À voir : Valentina, un cœur gros comme ça au Théâtre de la Ville
« Il faut voir avec le cœur, l’essentiel est invisible pour les yeux ». Caroline Guiela Nguyen doit connaître cette phrase du Petit Prince d’Antoine de Saint-Exupéry. Diseuse d’aventures extraordinaires, dans Valentina, la directrice du Théâtre national de Strasbourg relate l’histoire d’une fillette de 9 ans et de ses parents en remontant à la légende d’un « cœur martyr » qui a la particularité de ne pas périr. « Il était une fois, dans une forêt proche de Bucarest, une petite maison », et un ... miracle qui va nous transporter.
Valentina (lumineuse Angelina Iancu, en alternance avec Cara Parvu) vit insouciante et heureuse après de ses parents. Mais sa mère (Loredana Iancu) souffre de problèmes cardiaques et ne peut être soignée qu’en France. Elle quitte son mari et la Roumanie pour s’y installer, mais ne parlant pas la langue de Molière, elle peine à se faire comprendre du médecin qu’elle consulte (Chloé Catrin, aussi formidable en directrice d’école). D’autant que celle-ci est débordée et pressée. Pour sa part, Valentina se révèle douée pour apprendre le français. À tel point qu’elle saisit la notion de mensonge.

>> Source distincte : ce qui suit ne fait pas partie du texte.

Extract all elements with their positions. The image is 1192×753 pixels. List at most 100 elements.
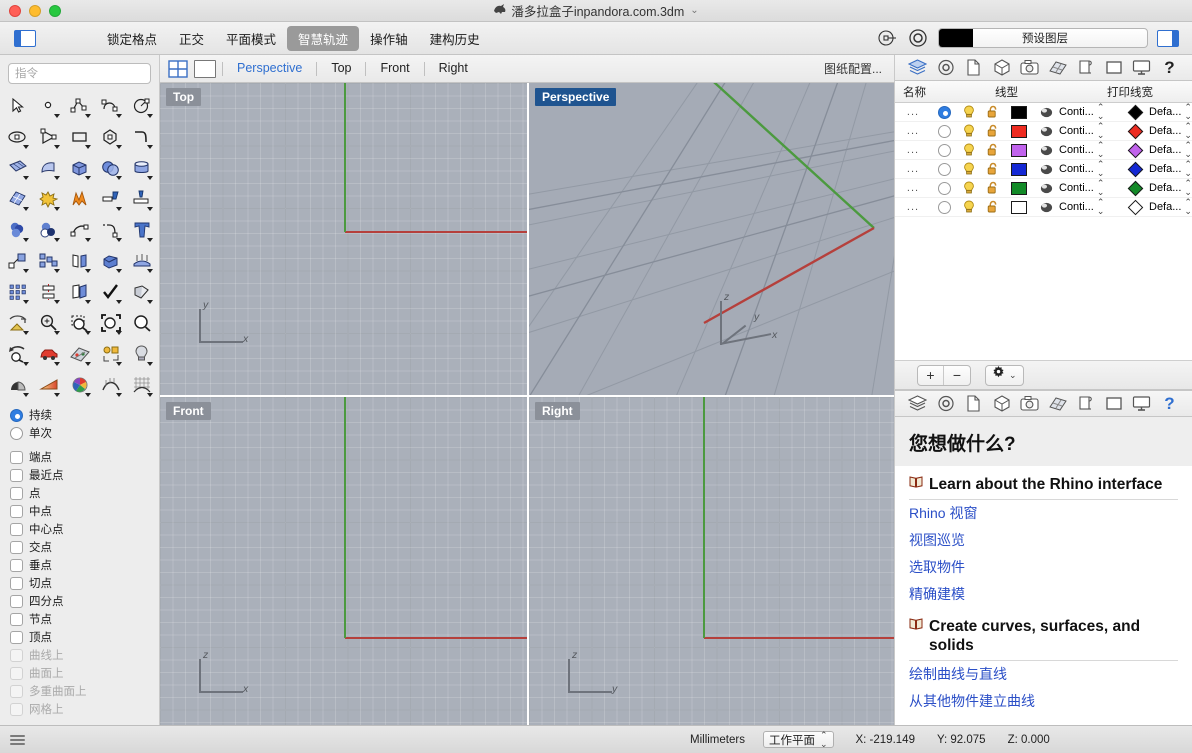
align-icon[interactable] [33, 277, 64, 307]
zoom-window-icon[interactable] [64, 308, 95, 338]
layer-color-swatch[interactable] [1005, 124, 1033, 138]
layer-linetype-select[interactable]: Conti... ⌃ ⌄ [1059, 160, 1121, 178]
layer-visibility-toggle[interactable] [957, 162, 981, 176]
viewport-front[interactable]: z x Front [160, 397, 527, 727]
layer-color-swatch[interactable] [1005, 105, 1033, 119]
checkbox-icon[interactable] [10, 522, 23, 536]
layer-print-color-swatch[interactable] [1121, 142, 1149, 158]
color-wheel-icon[interactable] [64, 370, 95, 400]
page-icon[interactable] [964, 394, 984, 414]
display-icon[interactable] [1132, 394, 1152, 414]
layer-color-swatch[interactable] [1005, 181, 1033, 195]
hamburger-icon[interactable] [10, 734, 25, 745]
copy-icon[interactable] [64, 277, 95, 307]
radio-once-icon[interactable] [10, 426, 23, 440]
help-link-view-navigation[interactable]: 视图巡览 [909, 527, 1178, 554]
viewport-tab-right[interactable]: Right [425, 55, 482, 82]
undo-view-icon[interactable] [2, 339, 33, 369]
checkbox-icon[interactable] [10, 630, 23, 644]
ellipse-icon[interactable] [2, 122, 33, 152]
layer-lock-toggle[interactable] [981, 105, 1005, 119]
display-icon[interactable] [1132, 58, 1152, 78]
gumball-target-icon[interactable] [876, 27, 898, 49]
radio-icon[interactable] [937, 105, 951, 119]
page-icon[interactable] [964, 58, 984, 78]
offset-curve-icon[interactable] [64, 215, 95, 245]
viewport-label-right[interactable]: Right [535, 402, 580, 420]
layer-lock-toggle[interactable] [981, 162, 1005, 176]
remove-layer-button[interactable]: − [944, 366, 970, 385]
osnap-mode-persistent[interactable]: 持续 [10, 406, 159, 424]
checkbox-icon[interactable] [10, 612, 23, 626]
viewport-perspective[interactable]: z y x Perspective [529, 83, 894, 395]
layer-add-remove-group[interactable]: + − [917, 364, 971, 386]
materials-icon[interactable] [1048, 394, 1068, 414]
viewport-label-perspective[interactable]: Perspective [535, 88, 617, 106]
layer-row[interactable]: ... Conti... ⌃ ⌄ Defa... ⌃ ⌄ [895, 141, 1192, 160]
osnap-item-center[interactable]: 中心点 [10, 520, 159, 538]
layer-color-swatch[interactable] [1005, 162, 1033, 176]
viewport-tab-top[interactable]: Top [317, 55, 365, 82]
radio-icon[interactable] [937, 200, 951, 214]
layer-options-button[interactable]: ⌄ [985, 364, 1024, 386]
polyline-icon[interactable] [64, 91, 95, 121]
target-icon[interactable] [936, 58, 956, 78]
layer-print-width-select[interactable]: Defa... ⌃ ⌄ [1149, 179, 1192, 197]
check-icon[interactable] [95, 277, 126, 307]
layer-linetype-select[interactable]: Conti... ⌃ ⌄ [1059, 122, 1121, 140]
gradient-icon[interactable] [33, 370, 64, 400]
layer-linetype-select[interactable]: Conti... ⌃ ⌄ [1059, 141, 1121, 159]
checkbox-icon[interactable] [10, 468, 23, 482]
sweep-surface-icon[interactable] [33, 153, 64, 183]
render-preview-icon[interactable] [64, 339, 95, 369]
viewport-label-front[interactable]: Front [166, 402, 211, 420]
polygon-icon[interactable] [95, 122, 126, 152]
cap-icon[interactable] [126, 277, 157, 307]
radio-icon[interactable] [937, 162, 951, 176]
checkbox-icon[interactable] [10, 504, 23, 518]
add-layer-button[interactable]: + [918, 365, 944, 385]
zoom-extents-icon[interactable] [95, 308, 126, 338]
curvature-icon[interactable] [95, 370, 126, 400]
layer-print-width-select[interactable]: Defa... ⌃ ⌄ [1149, 122, 1192, 140]
single-view-layout-icon[interactable] [194, 59, 216, 78]
toolbar-item-planar[interactable]: 平面模式 [215, 26, 287, 51]
shadow-icon[interactable] [2, 370, 33, 400]
circle-icon[interactable] [126, 91, 157, 121]
rectangle-icon[interactable] [1104, 394, 1124, 414]
left-panel-toggle-icon[interactable] [14, 29, 36, 47]
select-arrow-icon[interactable] [2, 91, 33, 121]
point-icon[interactable] [33, 91, 64, 121]
layer-color-swatch[interactable] [1005, 143, 1033, 157]
checkbox-icon[interactable] [10, 486, 23, 500]
layer-material-sphere[interactable] [1033, 125, 1059, 138]
help-link-draw-curves[interactable]: 绘制曲线与直线 [909, 661, 1178, 688]
layer-material-sphere[interactable] [1033, 106, 1059, 119]
layer-material-sphere[interactable] [1033, 182, 1059, 195]
layer-visibility-toggle[interactable] [957, 181, 981, 195]
sphere-boolean-icon[interactable] [95, 153, 126, 183]
box-icon[interactable] [64, 153, 95, 183]
loft-icon[interactable] [126, 246, 157, 276]
title-chevron-icon[interactable]: ⌄ [690, 5, 698, 16]
layer-row[interactable]: ... Conti... ⌃ ⌄ Defa... ⌃ ⌄ [895, 179, 1192, 198]
text-tool-icon[interactable] [126, 215, 157, 245]
command-input[interactable] [8, 63, 151, 84]
array-icon[interactable] [33, 246, 64, 276]
cylinder-icon[interactable] [126, 153, 157, 183]
osnap-item-point[interactable]: 点 [10, 484, 159, 502]
cube-icon[interactable] [992, 58, 1012, 78]
blast-icon[interactable] [64, 184, 95, 214]
scale-icon[interactable] [2, 246, 33, 276]
layer-print-width-select[interactable]: Defa... ⌃ ⌄ [1149, 198, 1192, 216]
help-link-curves-from-objects[interactable]: 从其他物件建立曲线 [909, 688, 1178, 715]
layer-print-width-select[interactable]: Defa... ⌃ ⌄ [1149, 141, 1192, 159]
radio-icon[interactable] [937, 124, 951, 138]
cube-icon[interactable] [992, 394, 1012, 414]
layer-current-radio[interactable] [931, 143, 957, 157]
layer-material-sphere[interactable] [1033, 144, 1059, 157]
osnap-item-perpendicular[interactable]: 垂点 [10, 556, 159, 574]
surface-from-points-icon[interactable] [2, 153, 33, 183]
target-icon[interactable] [936, 394, 956, 414]
zoom-in-icon[interactable] [33, 308, 64, 338]
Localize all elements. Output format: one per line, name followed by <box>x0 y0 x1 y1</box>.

Une distribution partagée entre professionnels et amateurs
Après Lacrima, adepte du « théâtre du réel », Caroline Guiela Nguyen mêle de nouveau sujet réaliste et social avec fiction pour broder un cadenas à portée du jeune public – son spectacle est conseillé à partir de 12 ans — sans oublier les adultes. Dans une scénographie reconnaissable (Alice Duchange), s’appuyant sur un caméraman qui filme les protagonistes en direct, l’auteure metteuse en scène parle d’un amour filial infini, de sacrifice ultime et de responsabilité, avec un cœur gros comme ça.
La maman accepte que Valentina soit son interprète. Consciente du pouvoir des mots, la gamine comprend vite que toute vérité n’est pas bonne à dire et enchaîne les pieux mensonges. Elle traduit ce qu’elle veut et embellit la réalité, ce qui donne des séquences pleines d’humour. La metteuse en scène indique qu’elle a songé à Nabokov qui considère que la poésie est née le jour où « un petit garçon de l’âge des cavernes a couru à travers l’herbe haute en criant “un loup, un loup” alors qu’il n’y avait pas de loup. »
Caroline Guiela Nguyen a étrenné ce spectacle au TNS dans le cadre d’un festival récent, Les Galas, qui défend un «bien commun», le « droit universel et inaliénable à créer» par tous. Celle qui est en outre la fondatrice du « Centre des récits » recueillis auprès des habitants de la région aborde le droit d’être soigné quelles que soient son origine et sa culture. Sa distribution, des acteurs professionnels et des amateurs issus de la communauté roumaine de Strasbourg (Alsace) emporte tous les suffrages. On craque ce soir-là pour la jeune Angelina Iancu. Adorable et bouleversante.
> > Valentina, au Théâtre de la Ville-Les Abbesses, jusqu’au 15 juin, puis en tournée, Théâtre national de Strasbourg, du 16 septembre au 3 octobre, Les Célestins, Théâtre de Lyon, du 8 au 12 octobre.... Valentina ou La Vérité, conte de Caroline Guiela Nguyen (Éditions Actes Sud-Papiers).